The 7 phases of AI-driven development

The video presents a disciplined, seven-phase framework for AI-driven software development, guiding developers from idea generation through research, prototyping, requirements definition, task breakdown, execution, and quality assurance. By following this structured approach—regardless of specific tools or workflows—developers can consistently produce high-quality, maintainable code with the help of AI coding agents.

The video outlines a structured approach to AI-driven software development, breaking the process into seven distinct phases. The creator emphasizes that these phases are applicable regardless of the specific workflow or tools used, such as Ralph loops, GSD, or SpecKit. The goal is to help developers, especially those serious about engineering fundamentals, to consistently ship high-quality, maintainable code with the assistance of AI coding agents like Claude. The speaker positions this methodology as a disciplined alternative to more casual or “vibe” coding, aiming to foster robust application development in the AI era.

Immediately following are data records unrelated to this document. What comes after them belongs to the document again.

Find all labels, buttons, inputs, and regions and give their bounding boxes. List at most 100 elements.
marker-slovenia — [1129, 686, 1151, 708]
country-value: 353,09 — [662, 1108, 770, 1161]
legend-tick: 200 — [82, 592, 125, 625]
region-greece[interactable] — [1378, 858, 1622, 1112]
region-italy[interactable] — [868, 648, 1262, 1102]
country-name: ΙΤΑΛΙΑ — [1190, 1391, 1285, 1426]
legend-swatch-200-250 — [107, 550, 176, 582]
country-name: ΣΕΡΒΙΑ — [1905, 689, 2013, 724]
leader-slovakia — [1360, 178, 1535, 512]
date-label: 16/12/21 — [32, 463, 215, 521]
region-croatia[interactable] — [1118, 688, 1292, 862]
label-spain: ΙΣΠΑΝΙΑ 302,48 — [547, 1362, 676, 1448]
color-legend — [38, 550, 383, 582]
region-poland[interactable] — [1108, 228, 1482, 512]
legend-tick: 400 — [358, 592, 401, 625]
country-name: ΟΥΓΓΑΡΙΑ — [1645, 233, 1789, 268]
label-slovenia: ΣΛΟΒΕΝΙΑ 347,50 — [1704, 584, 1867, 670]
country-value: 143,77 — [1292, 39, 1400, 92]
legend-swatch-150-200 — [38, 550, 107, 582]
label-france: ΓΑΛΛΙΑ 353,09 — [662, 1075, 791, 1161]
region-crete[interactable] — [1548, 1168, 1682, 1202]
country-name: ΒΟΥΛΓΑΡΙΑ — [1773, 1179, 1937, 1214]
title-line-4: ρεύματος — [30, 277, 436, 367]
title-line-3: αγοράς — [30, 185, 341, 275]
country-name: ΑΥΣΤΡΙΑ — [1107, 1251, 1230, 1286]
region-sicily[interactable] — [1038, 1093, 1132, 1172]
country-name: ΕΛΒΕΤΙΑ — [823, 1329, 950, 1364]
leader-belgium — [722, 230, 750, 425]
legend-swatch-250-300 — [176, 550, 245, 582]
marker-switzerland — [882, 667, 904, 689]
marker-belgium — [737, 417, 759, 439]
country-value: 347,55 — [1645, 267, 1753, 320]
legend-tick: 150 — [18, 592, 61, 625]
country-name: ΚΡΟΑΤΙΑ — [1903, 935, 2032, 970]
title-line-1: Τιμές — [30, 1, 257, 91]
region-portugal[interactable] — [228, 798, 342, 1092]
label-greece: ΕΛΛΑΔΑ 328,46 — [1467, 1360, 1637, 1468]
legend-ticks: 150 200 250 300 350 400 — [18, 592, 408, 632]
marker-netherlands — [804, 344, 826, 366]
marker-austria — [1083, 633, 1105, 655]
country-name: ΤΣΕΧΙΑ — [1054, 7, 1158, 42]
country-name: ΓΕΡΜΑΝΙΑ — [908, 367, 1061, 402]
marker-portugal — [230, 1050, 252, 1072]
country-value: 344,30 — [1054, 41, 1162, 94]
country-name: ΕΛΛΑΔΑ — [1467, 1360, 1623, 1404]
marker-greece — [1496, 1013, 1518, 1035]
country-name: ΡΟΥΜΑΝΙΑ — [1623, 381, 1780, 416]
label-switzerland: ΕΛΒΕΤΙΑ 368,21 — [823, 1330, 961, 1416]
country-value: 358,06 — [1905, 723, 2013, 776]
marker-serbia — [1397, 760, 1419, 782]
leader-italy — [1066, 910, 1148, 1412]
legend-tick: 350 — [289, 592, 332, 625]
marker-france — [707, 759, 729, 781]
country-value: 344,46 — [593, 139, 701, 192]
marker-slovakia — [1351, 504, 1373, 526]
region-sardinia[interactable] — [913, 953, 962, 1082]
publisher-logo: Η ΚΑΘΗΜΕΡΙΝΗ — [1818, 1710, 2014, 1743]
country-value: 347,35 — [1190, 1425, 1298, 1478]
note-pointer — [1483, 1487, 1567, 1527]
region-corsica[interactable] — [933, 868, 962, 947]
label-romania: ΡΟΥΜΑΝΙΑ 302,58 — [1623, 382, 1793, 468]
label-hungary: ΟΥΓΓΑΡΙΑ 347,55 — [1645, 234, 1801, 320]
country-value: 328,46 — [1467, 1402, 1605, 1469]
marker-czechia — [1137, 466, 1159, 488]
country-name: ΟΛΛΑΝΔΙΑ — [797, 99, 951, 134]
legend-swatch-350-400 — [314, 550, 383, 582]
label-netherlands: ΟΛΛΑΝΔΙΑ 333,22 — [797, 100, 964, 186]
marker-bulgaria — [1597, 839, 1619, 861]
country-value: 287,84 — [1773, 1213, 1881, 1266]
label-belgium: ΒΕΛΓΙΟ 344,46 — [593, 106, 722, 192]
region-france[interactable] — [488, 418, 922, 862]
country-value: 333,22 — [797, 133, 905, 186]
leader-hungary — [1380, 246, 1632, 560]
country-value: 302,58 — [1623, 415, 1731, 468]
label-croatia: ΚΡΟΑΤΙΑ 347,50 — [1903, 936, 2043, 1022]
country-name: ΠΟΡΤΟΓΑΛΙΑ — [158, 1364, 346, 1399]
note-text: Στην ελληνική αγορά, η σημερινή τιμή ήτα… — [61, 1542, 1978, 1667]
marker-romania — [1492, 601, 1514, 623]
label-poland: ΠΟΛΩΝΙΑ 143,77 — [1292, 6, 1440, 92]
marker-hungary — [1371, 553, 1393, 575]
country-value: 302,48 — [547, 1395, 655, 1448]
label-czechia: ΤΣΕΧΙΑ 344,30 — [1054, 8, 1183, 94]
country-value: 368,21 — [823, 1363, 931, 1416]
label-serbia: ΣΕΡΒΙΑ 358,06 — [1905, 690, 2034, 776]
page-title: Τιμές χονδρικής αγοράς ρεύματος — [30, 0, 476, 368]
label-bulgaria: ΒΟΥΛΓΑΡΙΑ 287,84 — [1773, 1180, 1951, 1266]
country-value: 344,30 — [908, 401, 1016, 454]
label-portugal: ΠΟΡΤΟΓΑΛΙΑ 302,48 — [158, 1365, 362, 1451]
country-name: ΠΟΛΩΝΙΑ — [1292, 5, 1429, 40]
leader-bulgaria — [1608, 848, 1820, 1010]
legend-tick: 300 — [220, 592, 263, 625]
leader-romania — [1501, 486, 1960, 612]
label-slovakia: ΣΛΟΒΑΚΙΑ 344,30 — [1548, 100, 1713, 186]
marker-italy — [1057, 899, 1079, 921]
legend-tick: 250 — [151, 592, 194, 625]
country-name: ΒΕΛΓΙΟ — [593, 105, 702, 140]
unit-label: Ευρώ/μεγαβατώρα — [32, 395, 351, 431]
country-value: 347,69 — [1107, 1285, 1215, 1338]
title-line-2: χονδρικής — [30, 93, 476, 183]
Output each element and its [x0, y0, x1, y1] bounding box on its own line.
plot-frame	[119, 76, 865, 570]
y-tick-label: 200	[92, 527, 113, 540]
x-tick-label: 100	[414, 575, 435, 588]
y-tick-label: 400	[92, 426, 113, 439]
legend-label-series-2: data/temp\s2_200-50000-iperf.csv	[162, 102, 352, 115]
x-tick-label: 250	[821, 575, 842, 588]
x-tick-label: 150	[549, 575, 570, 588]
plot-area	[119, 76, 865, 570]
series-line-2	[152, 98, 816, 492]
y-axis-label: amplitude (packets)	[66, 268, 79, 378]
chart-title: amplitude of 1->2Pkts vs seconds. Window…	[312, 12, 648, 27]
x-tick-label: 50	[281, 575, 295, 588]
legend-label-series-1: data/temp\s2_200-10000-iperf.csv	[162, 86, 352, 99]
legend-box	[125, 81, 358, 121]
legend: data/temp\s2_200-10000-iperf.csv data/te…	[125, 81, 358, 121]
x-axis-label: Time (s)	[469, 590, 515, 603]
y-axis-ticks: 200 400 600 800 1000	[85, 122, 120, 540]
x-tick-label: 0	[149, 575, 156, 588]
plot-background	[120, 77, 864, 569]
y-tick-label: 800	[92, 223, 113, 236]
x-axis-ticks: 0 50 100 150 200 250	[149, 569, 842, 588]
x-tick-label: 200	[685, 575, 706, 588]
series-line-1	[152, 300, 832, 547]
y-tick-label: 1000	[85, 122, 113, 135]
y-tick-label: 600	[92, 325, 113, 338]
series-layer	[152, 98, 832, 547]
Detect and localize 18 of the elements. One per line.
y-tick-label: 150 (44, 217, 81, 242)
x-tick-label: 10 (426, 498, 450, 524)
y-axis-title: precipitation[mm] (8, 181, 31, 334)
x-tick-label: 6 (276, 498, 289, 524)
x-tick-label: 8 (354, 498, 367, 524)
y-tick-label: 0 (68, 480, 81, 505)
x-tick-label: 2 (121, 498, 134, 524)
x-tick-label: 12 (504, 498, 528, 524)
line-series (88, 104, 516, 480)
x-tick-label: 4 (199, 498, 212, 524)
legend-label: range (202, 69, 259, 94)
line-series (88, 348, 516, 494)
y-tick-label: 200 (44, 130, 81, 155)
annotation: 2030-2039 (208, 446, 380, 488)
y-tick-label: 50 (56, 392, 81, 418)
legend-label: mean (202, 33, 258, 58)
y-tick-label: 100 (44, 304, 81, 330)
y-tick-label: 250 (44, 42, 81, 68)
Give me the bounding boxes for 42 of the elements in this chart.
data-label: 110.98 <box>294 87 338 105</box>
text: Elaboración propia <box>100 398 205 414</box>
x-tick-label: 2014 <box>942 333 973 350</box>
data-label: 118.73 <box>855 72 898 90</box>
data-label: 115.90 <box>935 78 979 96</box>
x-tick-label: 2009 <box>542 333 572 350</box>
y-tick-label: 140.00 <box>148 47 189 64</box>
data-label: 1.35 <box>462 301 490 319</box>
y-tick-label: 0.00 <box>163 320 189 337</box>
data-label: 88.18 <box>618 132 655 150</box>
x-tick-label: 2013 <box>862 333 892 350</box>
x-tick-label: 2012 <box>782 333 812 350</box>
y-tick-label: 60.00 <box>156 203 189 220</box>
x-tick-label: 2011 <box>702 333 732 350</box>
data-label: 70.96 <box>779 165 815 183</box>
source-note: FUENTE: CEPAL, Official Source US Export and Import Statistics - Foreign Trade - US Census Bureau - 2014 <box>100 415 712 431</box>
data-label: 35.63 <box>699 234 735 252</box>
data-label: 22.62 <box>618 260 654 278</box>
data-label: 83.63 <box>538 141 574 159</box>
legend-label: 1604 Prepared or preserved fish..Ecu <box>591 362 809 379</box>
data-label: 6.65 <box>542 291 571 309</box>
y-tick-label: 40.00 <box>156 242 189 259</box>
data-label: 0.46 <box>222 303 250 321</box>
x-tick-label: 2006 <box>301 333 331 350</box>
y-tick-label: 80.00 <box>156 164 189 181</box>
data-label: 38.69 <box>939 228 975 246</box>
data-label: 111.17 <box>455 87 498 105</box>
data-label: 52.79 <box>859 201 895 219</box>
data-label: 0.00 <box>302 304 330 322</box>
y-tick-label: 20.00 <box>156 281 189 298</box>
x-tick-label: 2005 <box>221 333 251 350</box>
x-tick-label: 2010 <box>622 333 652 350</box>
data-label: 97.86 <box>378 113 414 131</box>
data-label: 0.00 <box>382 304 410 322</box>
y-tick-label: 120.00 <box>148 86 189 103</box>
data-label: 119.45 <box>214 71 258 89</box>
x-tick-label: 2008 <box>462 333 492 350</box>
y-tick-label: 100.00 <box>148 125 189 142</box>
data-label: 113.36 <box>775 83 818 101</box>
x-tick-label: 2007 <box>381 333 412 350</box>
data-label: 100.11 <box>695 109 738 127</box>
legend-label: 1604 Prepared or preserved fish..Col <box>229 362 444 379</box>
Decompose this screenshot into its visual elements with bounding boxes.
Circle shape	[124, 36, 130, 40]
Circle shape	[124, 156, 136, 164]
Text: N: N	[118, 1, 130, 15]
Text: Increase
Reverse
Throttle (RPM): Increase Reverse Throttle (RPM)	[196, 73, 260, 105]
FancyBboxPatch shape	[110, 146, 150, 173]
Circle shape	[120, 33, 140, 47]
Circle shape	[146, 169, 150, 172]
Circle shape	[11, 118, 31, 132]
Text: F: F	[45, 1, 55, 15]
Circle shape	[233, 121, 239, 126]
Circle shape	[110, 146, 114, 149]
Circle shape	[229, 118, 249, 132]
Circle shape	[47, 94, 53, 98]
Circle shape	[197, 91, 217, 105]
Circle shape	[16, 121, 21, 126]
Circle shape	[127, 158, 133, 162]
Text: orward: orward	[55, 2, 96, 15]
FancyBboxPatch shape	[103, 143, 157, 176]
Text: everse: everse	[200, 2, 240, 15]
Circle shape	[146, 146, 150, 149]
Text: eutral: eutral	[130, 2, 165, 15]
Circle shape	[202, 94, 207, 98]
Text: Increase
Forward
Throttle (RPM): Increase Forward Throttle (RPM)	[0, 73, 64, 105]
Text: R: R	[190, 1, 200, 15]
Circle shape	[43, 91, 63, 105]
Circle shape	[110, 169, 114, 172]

The first phase is the “Idea” stage, where a developer identifies what they want to build, whether it’s a new app, a feature, a bug fix, or a refactor. This idea can be broad or narrowly focused. The process is flexible enough to accommodate both large-scale projects and small, targeted changes. The idea is eventually broken down into actionable tasks or tickets that the AI agent will execute, either sequentially or in parallel, depending on the complexity and requirements of the project.

If the project involves unfamiliar territory, such as integrating with a new API or conducting significant research, the next phase is “Research.” Here, developers gather and cache relevant information—often in a research.md file—so the AI agent can access it efficiently during development. This step is crucial for projects that require external knowledge or have complex dependencies, ensuring that the agent doesn’t waste time repeatedly searching for the same information.

The third phase is “Prototyping,” where the developer and AI agent collaboratively explore different implementation options. This stage is particularly important when design choices or user experience are still uncertain. By quickly generating and iterating on prototypes, developers can impose their preferences and make informed decisions before committing to a final direction. Once a satisfactory prototype is chosen, it is integrated into the codebase, providing a concrete foundation for further development.

Subsequent phases include writing a Product Requirements Document (PRD) to clearly define the project’s end state, breaking the PRD into a Kanban board of actionable tickets, executing those tickets (often in a loop with the AI agent), and finally, conducting Quality Assurance (QA). The QA phase involves both automated and human review, generating additional tasks as needed until the product meets the desired standards. The speaker notes that these phases may evolve over time and acknowledges the importance of code review, which can be integrated into the QA or execution phases. The overall message is that following this structured, iterative process leads to better, more reliable AI-assisted software development.